El caso que da origen a la sentencia
La resolución nace a raíz del caso de un ciudadano colombiano que el 17 de diciembre de 2019 fue parado en un control de tráfico de la Guardia Urbana de Barcelona, en el paseo de la Vall d'Hebron. Cuando los agentes le pidieron la documentación, entregó un permiso de conducir colombiano que, según la posterior pericial, era íntegramente falso en cuanto al soporte material. La investigación concluyó que el documento había sido confeccionado por el mismo acusado o por terceras personas con su colaboración, ya que había facilitado, como mínimo, su fotografía y sus datos personales.
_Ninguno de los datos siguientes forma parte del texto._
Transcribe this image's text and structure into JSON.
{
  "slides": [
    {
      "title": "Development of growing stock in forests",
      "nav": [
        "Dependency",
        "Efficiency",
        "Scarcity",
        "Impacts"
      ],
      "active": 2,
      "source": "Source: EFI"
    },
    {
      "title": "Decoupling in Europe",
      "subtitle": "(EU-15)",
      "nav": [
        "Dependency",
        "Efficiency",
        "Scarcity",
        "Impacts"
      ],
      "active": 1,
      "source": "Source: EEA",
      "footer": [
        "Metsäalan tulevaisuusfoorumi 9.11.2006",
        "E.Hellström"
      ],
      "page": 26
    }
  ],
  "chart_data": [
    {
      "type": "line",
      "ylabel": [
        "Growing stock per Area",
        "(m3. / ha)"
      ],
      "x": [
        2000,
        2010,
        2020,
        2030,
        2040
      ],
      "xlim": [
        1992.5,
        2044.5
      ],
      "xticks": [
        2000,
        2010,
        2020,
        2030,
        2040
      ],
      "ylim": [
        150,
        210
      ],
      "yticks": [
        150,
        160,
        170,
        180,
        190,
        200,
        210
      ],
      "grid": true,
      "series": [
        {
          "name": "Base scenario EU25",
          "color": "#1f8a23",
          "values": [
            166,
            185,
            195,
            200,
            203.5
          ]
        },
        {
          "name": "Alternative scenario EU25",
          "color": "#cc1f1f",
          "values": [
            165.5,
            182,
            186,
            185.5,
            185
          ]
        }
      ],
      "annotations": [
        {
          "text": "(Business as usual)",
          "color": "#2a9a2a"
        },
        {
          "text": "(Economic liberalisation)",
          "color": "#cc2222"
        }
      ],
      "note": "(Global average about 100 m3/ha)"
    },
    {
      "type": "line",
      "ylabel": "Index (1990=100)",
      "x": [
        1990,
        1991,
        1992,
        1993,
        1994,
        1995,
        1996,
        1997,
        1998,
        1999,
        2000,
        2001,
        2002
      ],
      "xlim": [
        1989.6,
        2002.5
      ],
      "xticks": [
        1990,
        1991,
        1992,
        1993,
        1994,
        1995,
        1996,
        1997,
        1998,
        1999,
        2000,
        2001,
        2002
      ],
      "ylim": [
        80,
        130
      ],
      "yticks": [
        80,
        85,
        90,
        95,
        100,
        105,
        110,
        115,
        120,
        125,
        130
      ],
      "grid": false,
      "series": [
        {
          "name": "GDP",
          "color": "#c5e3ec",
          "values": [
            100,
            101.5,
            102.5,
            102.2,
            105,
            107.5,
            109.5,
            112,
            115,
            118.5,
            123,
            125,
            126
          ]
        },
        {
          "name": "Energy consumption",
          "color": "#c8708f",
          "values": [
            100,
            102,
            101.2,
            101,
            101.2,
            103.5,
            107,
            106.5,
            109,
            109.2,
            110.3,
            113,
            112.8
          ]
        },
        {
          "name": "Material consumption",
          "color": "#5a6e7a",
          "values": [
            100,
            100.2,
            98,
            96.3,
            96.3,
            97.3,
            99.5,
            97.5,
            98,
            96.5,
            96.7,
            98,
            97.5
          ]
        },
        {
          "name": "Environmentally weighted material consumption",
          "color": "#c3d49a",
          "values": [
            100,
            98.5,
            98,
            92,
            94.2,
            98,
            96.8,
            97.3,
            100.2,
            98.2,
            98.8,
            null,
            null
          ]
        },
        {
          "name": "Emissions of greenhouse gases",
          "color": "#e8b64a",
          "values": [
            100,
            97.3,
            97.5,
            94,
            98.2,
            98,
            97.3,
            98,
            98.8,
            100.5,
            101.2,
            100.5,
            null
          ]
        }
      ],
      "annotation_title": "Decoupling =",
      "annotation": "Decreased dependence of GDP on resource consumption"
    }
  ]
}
El Juzgado de lo Penal número 18 de Barcelona lo condenó a seis meses de prisión y seis meses de multa como autor de un delito de falsedad en documento oficial. Para el juzgado, era irrelevante que el procesado dispusiera o no de un permiso de conducir válido en su país de origen, ya que el documento que había presentado a los agentes era completamente falso. El acusado, sin embargo, recurrió la condena y la Audiencia de Barcelona le dio la razón. Durante la tramitación del recurso quedó acreditado que era titular de un permiso de conducir vigente expedido legalmente por Colombia y que todos los datos que aparecían en el documento falso coincidían exactamente con los de su carné auténtico. La Audiencia concluyó que no existía una alteración real de la verdad ni una afectación jurídica y lo absolvió. La Fiscalía llevó el caso ante el Tribunal Supremo argumentando que un documento oficial íntegramente falso altera igualmente las funciones de garantía, identificación y prueba propias de este tipo de documentos. El Pleno de la Sala de lo Penal rechazó este planteamiento y confirmó la absolución.
Una falsedad solo formal
En su resolución, el Supremo destaca que el documento no afirmaba nada contrario a la realidad: la fotografía era la del conductor, los datos de identidad eran los suyos y efectivamente tenía el permiso de conducir que se reflejaba. El único elemento falso era el soporte físico del documento. Por este motivo considera que no se alteró la función probatoria del carné ni su función identificativa, ni tampoco se generó un riesgo para la fe pública. Esto también permitiría, incluso, acreditarse con un DNI falso —fotocopiado y plastificado— para evitar perder el real, siempre que, todos los datos sean exactamente los que constan en el documento original.